Mr. Campbell-Savours

May I have a reflective reply to the following question? Would a falling exchange rate in any way help Britain's trade performance?

Mr. Ridley

It is not for me to answer for my right hon. Friend the Chancellor of the Exchequer on matters of macro-economic policy. However, the export figures in recent weeks have shown a decided tendency to improve now that the pound is at a slightly lower level than before.

Sir Hal Miller

Does my right hon. Friend also see a need to help to protect the competitive position of our manufacturing industry against the more extreme green demands, which would lead to an increase in energy prices and drive company cars off the roads of this country?

Mr. Ridley

All those factors are extremely important in maintaining the competitiveness of British industry. If we are to improve our trade deficit, it is vital that we do nothing to put British industry at a competitive disadvantage in a level playing field game with the rest of the Community and the world.

Mr. Henderson

Given the alarming £4 billion trade deficit in electronic products, and now that British Aerospace has withdrawn its interest in purchasing Ferranti, will the Secretary of State intervene to ensure that the future of Ferranti is secured through a joint venture partnership? Does he recognise that if he fails to act, Ferranti could be gobbled up by yet another hostile foreign predator with further untold damage to our balance of trade and to jobs?

Mr. Ridley

The hon. Gentleman should look carefully at the trade in electronics. He will find that although our imports in that area are very large, so are our exports. That shows that in a modern sophisticated industry a heavy import and a heavy export are signs of success, not failure. With regard to Ferranti, it is for the Ferranti board to decide what action it wants to take with the various people with whom it is discussing its future.

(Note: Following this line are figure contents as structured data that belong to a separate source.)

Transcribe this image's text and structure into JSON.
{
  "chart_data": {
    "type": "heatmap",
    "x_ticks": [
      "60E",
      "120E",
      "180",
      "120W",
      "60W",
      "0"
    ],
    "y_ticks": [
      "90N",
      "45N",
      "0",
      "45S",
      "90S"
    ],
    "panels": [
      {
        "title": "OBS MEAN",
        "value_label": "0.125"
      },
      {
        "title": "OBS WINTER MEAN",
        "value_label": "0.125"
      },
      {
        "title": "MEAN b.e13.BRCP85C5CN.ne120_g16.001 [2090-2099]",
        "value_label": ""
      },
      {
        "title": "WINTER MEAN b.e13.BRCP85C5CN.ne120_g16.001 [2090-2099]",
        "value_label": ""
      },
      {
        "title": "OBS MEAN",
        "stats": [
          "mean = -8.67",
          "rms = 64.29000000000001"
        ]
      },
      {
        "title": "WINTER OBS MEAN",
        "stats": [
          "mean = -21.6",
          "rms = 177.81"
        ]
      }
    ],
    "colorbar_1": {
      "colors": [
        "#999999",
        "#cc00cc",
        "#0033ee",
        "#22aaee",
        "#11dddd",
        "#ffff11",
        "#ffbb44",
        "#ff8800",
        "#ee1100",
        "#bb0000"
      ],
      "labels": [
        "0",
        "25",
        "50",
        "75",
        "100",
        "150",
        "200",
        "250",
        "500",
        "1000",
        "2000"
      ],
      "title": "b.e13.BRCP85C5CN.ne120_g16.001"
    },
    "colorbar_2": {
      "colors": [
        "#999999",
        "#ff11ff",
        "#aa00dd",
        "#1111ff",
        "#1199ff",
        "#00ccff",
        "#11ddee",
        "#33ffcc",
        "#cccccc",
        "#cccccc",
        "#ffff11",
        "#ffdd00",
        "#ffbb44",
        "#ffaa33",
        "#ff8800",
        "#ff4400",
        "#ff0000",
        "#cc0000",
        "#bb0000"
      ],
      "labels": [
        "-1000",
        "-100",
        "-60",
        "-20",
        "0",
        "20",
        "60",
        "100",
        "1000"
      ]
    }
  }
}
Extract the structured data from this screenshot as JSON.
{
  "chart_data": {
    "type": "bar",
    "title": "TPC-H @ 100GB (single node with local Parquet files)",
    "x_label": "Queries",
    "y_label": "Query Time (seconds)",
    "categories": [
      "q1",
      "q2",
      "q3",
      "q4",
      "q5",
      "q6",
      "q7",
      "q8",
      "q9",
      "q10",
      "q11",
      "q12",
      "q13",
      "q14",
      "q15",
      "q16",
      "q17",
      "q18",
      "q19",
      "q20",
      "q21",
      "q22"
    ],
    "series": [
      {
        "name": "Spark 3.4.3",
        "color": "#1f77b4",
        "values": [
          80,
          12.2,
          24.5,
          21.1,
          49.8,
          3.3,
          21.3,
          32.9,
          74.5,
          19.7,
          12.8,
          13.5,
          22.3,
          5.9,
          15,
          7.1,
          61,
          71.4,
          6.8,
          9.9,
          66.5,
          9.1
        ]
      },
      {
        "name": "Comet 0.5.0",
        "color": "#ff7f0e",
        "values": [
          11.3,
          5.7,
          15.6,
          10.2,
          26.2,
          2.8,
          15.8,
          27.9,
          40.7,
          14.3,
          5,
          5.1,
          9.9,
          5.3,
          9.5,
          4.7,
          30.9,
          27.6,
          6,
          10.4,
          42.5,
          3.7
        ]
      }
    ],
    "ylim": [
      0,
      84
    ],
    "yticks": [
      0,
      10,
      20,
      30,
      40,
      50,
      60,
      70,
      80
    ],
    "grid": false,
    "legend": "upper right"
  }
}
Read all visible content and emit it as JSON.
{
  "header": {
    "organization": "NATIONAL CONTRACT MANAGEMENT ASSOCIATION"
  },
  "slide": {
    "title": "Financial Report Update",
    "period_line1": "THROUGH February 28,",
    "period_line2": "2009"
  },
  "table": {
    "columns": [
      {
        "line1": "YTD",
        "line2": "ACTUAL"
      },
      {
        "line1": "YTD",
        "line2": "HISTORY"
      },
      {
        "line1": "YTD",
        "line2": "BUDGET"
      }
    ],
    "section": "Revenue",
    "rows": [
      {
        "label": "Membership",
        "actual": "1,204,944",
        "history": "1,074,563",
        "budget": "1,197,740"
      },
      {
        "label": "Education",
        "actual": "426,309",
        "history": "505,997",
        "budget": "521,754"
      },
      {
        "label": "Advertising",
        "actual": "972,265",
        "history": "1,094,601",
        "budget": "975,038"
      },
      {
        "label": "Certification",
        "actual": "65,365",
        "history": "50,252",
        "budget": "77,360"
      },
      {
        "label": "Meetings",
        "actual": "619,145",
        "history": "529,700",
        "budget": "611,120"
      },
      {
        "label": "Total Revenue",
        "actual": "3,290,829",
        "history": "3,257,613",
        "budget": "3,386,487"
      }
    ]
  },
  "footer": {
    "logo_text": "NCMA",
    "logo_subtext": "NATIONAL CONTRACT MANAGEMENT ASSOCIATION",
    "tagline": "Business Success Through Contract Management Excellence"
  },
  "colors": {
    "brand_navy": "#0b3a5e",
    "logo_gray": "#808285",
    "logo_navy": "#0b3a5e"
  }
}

At the present time, I have no role to play in those matters.

Mr. Wells

Does my right hon. Friend agree that the programme that his Department has pioneered in Japan has produced a remarkable increase in British exports to Japan? Will he now consider a second phase to boost that successful programme so that we can increase our trade with Japan and thus substantially decrease our trade deficit?

Mr. Ridley

I agree with my hon. Friend, but there has also been a large opening up of the Japanese market in many different ways as the result of the pressures that my right hon. Friends have placed on the Japanese and other nations. The Japanese are trying hard to open their market to exporters in other countries. It is a combination of two factors. We will certainly redouble our efforts to make every facility available to British exporters to increase their share of Japanese trade.